I love a soft and fluffy white bread. It’s one of those simple treats that takes me to my childhood. Huge freshly baked white bread loaves were sold in our local shop. As a kid I used to love tearing a piece off of that big loaf and eating the white crumb before devouring the crispy crust.
Tiger bread or giraffe bread ticks all the boxes for that nostalgic taste and texture. It has a crispy crust and a super soft and slightly sweet interior. My version here is enriched with egg, butter, and sugar to make it even softer, and to make it stay softer for longer.
This recipe makes a huge loaf that will fit in a large 2lb (900g) loaf tin. To make it smaller multiply all the ingredients by 0.75x or make two smaller loaves. You can divide the dough into 8 buns too. In that case I would suggest at least doubling the amount of ingredients for the topping to account for the increased surface area.
Watch the video down below for detailed instructions.
Ingredients
For the dough –
500g (1.1lb) white bread flour
1 egg (50g; 1.75oz)
10g (0.35oz) salt
5g (0.17oz) instant dry yeast or 6g (0.21oz) active dry yeast or 15g (0.53oz) fresh yeast
20g (0.7oz) sugar
50g (1.75oz) butter
240g (8.46oz) water
For the topping –
1g (0.035oz) salt
1g (0.035oz) yeast
2g (0.07oz) sugar
10g (0.35oz) oil
35g (1.23oz) rice flour
35g (1.23oz) water
To learn more about no-knead bread dough temperature control click here.
The flour I use has a protein content of 13%. If your flour is weaker, then you may need to lower the hydration.
If you are using active dry yeast, then you may need to let it sit in the water for 10 minutes before adding the other ingredients or else it could take a lot longer to raise the dough.
If you are curious about why the dough contains butter, egg, and sugar, click the links to learn more about the effects those ingredients have on bread dough.
Method
- Make the topping. Combine all the ingredients in a small bowl and mix until smooth.

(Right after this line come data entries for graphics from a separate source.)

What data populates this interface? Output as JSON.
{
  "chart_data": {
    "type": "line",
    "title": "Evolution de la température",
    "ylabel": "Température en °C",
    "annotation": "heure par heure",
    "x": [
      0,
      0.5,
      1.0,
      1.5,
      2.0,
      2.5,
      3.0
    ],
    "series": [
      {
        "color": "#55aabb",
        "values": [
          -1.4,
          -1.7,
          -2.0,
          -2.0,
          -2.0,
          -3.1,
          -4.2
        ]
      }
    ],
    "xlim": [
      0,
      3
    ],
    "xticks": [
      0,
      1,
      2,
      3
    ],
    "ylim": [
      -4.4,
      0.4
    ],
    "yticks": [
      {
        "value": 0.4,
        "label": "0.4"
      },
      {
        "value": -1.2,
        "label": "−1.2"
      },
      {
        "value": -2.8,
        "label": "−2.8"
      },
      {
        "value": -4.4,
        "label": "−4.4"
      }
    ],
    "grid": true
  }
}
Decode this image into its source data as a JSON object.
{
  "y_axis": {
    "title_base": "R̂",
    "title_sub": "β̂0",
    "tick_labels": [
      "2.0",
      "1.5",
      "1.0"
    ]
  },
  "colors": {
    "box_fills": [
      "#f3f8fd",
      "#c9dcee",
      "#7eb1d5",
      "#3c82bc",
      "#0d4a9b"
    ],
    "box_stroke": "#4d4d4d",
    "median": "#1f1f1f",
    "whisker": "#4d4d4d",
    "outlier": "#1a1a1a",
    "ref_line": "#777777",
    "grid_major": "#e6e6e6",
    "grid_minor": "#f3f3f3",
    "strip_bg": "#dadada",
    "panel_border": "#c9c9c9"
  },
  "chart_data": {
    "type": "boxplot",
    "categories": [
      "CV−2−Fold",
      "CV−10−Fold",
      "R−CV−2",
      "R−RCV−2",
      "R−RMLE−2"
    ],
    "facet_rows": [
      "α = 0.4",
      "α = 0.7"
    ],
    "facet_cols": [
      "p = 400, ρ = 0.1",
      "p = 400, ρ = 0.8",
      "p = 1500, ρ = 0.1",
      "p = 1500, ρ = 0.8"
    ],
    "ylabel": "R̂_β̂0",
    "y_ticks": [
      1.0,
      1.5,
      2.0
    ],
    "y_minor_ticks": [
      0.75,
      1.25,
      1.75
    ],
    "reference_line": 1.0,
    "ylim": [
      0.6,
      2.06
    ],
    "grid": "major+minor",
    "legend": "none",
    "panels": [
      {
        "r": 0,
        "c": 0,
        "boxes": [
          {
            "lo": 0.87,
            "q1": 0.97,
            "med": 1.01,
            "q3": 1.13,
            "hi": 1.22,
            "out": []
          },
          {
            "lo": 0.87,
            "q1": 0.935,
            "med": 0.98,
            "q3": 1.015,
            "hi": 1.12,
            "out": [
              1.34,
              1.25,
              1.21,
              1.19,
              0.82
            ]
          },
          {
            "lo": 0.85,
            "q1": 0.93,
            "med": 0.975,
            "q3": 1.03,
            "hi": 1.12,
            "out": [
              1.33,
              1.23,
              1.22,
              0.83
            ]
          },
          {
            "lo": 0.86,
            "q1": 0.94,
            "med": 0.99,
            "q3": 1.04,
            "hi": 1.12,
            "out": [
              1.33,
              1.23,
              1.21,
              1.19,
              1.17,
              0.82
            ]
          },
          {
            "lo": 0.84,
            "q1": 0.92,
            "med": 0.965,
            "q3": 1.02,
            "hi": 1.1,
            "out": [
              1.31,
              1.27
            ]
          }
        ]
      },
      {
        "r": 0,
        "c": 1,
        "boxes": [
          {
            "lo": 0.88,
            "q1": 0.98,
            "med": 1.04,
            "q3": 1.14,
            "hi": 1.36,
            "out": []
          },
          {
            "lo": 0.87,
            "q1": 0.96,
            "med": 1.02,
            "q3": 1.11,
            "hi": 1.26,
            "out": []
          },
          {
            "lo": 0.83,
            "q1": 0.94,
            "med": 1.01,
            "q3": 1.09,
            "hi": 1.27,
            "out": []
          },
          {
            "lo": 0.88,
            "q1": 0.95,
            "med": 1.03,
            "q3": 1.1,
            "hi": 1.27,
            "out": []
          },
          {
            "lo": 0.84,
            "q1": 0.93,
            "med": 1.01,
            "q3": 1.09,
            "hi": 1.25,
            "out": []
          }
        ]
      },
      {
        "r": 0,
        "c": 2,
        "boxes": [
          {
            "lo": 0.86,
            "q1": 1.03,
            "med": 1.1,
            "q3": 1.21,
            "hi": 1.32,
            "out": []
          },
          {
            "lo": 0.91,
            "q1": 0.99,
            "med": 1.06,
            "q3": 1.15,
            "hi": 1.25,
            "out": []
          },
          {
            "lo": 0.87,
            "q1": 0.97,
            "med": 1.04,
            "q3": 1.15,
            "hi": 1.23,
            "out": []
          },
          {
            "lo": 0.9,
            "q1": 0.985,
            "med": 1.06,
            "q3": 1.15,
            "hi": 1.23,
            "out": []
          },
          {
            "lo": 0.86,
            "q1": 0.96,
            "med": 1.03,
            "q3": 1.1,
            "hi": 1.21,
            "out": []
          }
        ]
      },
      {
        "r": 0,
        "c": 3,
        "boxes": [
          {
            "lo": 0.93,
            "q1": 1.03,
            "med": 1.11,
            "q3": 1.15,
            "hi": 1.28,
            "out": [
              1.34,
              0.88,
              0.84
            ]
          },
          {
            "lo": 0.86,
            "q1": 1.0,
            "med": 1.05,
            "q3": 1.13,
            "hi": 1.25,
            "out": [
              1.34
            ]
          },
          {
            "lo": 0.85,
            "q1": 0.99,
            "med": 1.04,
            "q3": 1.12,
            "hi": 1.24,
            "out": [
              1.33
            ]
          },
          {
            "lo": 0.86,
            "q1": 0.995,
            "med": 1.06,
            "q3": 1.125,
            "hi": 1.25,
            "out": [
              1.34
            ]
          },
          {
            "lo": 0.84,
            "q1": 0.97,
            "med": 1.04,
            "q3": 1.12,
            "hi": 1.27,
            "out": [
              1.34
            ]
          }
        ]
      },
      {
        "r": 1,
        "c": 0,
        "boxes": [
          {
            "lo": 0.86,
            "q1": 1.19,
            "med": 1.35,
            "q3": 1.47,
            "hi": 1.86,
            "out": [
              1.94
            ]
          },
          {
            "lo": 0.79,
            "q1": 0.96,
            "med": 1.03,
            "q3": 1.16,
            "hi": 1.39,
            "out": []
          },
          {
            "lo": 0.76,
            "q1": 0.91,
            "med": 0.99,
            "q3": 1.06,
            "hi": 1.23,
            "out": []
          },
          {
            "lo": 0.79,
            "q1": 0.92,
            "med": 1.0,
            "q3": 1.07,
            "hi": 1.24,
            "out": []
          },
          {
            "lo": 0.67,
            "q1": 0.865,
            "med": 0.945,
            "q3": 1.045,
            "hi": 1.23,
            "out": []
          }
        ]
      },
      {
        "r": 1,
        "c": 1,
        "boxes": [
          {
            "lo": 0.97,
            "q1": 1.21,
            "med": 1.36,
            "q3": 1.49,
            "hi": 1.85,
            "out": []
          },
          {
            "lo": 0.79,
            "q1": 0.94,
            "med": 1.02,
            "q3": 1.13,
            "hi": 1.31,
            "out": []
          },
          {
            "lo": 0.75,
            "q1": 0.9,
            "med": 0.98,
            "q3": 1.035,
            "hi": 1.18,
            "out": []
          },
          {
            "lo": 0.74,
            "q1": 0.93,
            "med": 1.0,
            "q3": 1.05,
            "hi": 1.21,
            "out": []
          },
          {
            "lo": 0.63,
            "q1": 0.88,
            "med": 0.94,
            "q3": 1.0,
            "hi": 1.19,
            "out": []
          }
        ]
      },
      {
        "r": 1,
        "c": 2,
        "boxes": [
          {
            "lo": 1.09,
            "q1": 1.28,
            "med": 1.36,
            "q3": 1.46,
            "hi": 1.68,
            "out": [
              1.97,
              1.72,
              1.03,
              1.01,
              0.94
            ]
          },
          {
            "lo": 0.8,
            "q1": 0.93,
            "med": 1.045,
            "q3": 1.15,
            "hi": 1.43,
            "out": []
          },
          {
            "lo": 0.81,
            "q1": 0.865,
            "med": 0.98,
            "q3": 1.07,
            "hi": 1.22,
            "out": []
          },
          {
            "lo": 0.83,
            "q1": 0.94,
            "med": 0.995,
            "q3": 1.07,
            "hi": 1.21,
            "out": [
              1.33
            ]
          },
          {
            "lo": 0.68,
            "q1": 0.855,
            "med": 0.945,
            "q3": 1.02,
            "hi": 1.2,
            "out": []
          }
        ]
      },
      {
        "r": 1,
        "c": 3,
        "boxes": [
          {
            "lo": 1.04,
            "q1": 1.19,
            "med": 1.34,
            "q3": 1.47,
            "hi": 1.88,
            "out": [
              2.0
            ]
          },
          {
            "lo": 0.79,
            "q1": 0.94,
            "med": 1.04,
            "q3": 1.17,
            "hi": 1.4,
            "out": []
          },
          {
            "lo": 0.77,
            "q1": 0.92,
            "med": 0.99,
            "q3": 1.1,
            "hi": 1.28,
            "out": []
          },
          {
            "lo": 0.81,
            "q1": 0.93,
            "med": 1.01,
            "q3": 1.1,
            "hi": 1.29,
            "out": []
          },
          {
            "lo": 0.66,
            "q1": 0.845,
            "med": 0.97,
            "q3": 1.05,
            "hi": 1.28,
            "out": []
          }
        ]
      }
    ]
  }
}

- Make the dough. In a large bowl combine the water, yeast, salt, sugar, egg, and butter. Give everything a good mix. Add the bread flour and mix to a dough. *Desired dough temperature around 24C (75F).
- Cover and ferment for 1 hour.
- Fold.
- Cover ferment for 1 hour.
- Pre-shape and rest for 20 minutes.
- Final shaping. Place the dough in a greased baking tin and brush it with the topping.
- Final proof 5 – 2 hours.
- Bake for 45 – 50 minutes at 180C (355F) fan on or 200C (390F) fan off.
Leave to cool down and tuck in!
Keep in mind that the conditions in each kitchen are different, so fermentation times may vary for you. It is up to the baker to control the bread and react accordingly.
Your oven may be different too, so your baking time may vary.